Authors
Guocheng Qian, Jinjie Mai, Abdullah Hamdi, Jian Ren, Aliaksandr Siarohin, Bing Li, Hsin-Ying Lee, Ivan Skorokhodov, Peter Wonka, Sergey Tulyakov, Bernard Ghanem
KAUST; Snap Inc.; University of Oxford
Portals
Summary
Magic123 can reconstruct high-fidelity 3D content with detailed 3D geometry and high rendering resolution (1024 × 1024) from a single unposed image in the wild.
Abstract
We present Magic123, a two-stage coarse-to-fine approach for high-quality, textured 3D meshes generation from a single unposed image in the wild using both2D and 3D priors. In the first stage, we optimize a neural radiance field to produce a coarse geometry. In the second stage, we adopt a memory-efficient differentiable mesh representation to yield a high-resolution mesh with a visually appealing texture. In both stages, the 3D content is learned through reference view supervision and novel views guided by a combination of 2D and 3D diffusion priors. We introduce a single trade-off parameter between the 2D and 3D priors to control exploration (more imaginative) and exploitation (more precise) of the generated geometry. Additionally, we employ textual inversion and monocular depth regularization to encourage consistent appearances across views and to prevent degenerate solutions, respectively. Magic123 demonstrates a significant improvement over previous image-to-3D techniques, as validated through extensive experiments on synthetic benchmarks and diverse real-world images.
Contribution
- We introduce Magic123, a novel image-to-3D pipeline that uses a two-stage coarse-to-fine optimization process to produce high-quality high-resolution 3D geometry and textures
- We propose to use 2D and 3D priors simultaneously to generate faithful 3D content from any given image. The strength parameter of priors allows for the trade-off between geometry exploration and exploitation. Users therefore can play with this trade-off parameter to generate desired 3D content
- Moreover, we find a balanced trade-off between 2D and 3D priors, leading to reasonably realistic and detailed 3D reconstructions. Using the exact same set of parameters for all examples without any additional reconfiguration, Magic123 achieves state-of-the-art results in 3D reconstruction from single unposed images in both real-world and synthetic scenarios
Related Works
Multi-view 3D reconstruction; In-domain single-view 3D reconstruction; Zero-shot single-view 3D reconstruction
Comparisons
Shap-E, 3D Fuse, Neural Lift, Real Fusion
Overview
Magic123 is a two-stage coarse-to-fine framework for high-quality 3D generation from a reference image.
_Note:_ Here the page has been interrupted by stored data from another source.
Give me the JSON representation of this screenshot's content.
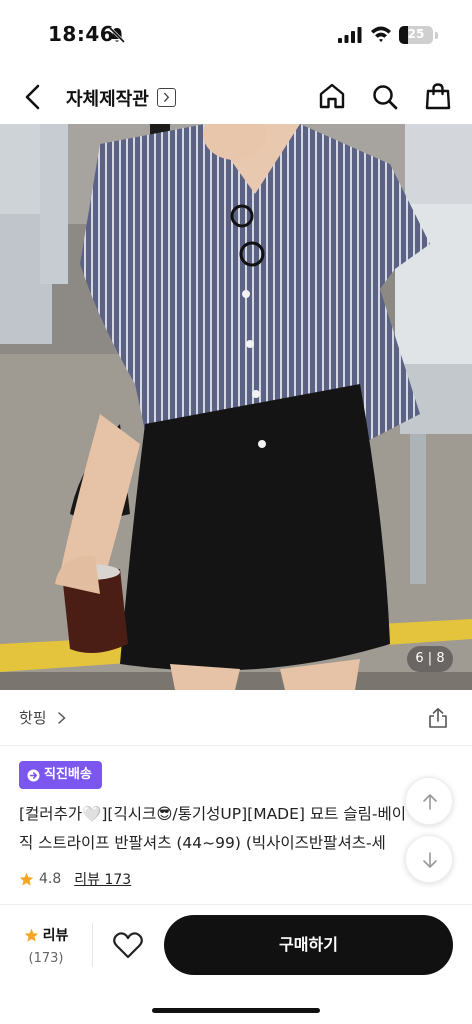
{
  "status_bar": {
    "time": "18:46",
    "battery_level": 25,
    "battery_text": "25"
  },
  "header": {
    "shop_name": "자체제작관",
    "icons": [
      "back-icon",
      "chevron-right-icon",
      "home-icon",
      "search-icon",
      "shopping-bag-icon"
    ]
  },
  "gallery": {
    "counter": "6 | 8"
  },
  "brand": {
    "name": "핫핑"
  },
  "product": {
    "badge": "직진배송",
    "title_line1": "[컬러추가🤍][긱시크😎/통기성UP][MADE] 묘트 슬림-베이",
    "title_line2": "직 스트라이프 반팔셔츠 (44~99) (빅사이즈반팔셔츠-세",
    "rating": "4.8",
    "review_link": "리뷰 173"
  },
  "bottom_bar": {
    "review_label": "리뷰",
    "review_count": "(173)",
    "buy_label": "구매하기"
  },
  "colors": {
    "badge": "#7b57f0",
    "star": "#f5a623",
    "buy_button": "#111111"
  }
}
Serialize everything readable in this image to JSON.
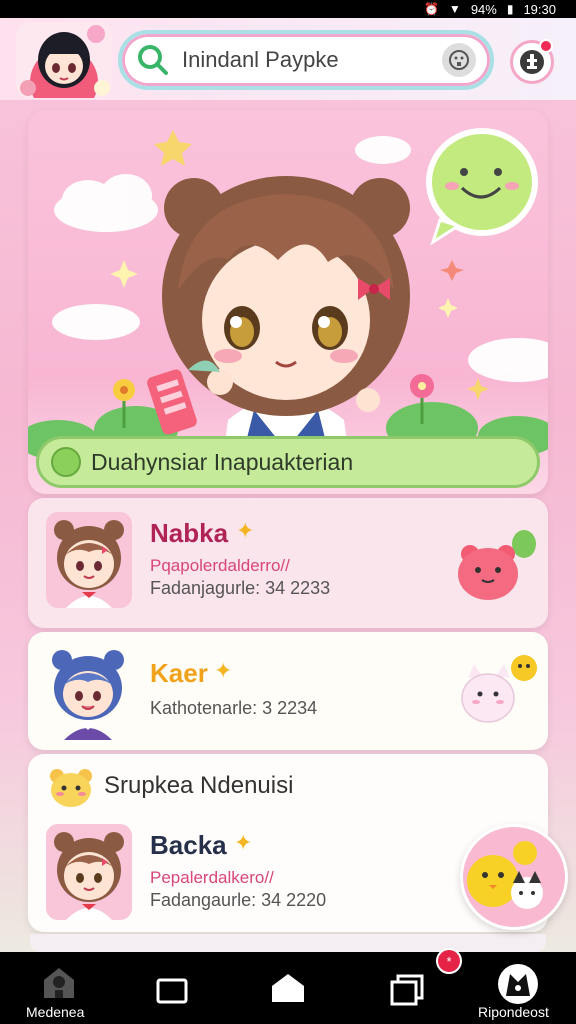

Magic123 is guided by the reference image, constrained by the monocular depth estimation from the image, and driven by a joint 2D and 3D diffusion prior to dream up novel views. At the coarse stage, we optimize an Instant-NGP neural radiance field (NeRF) to reconstruct a coarse geometry. At the fine stage, we initialize a DMTet mesh from the NeRF output and optimize a high-resolution mesh and texture. Textural inversion is used in both stages to generate object-preserving geometry and view-consistent textures.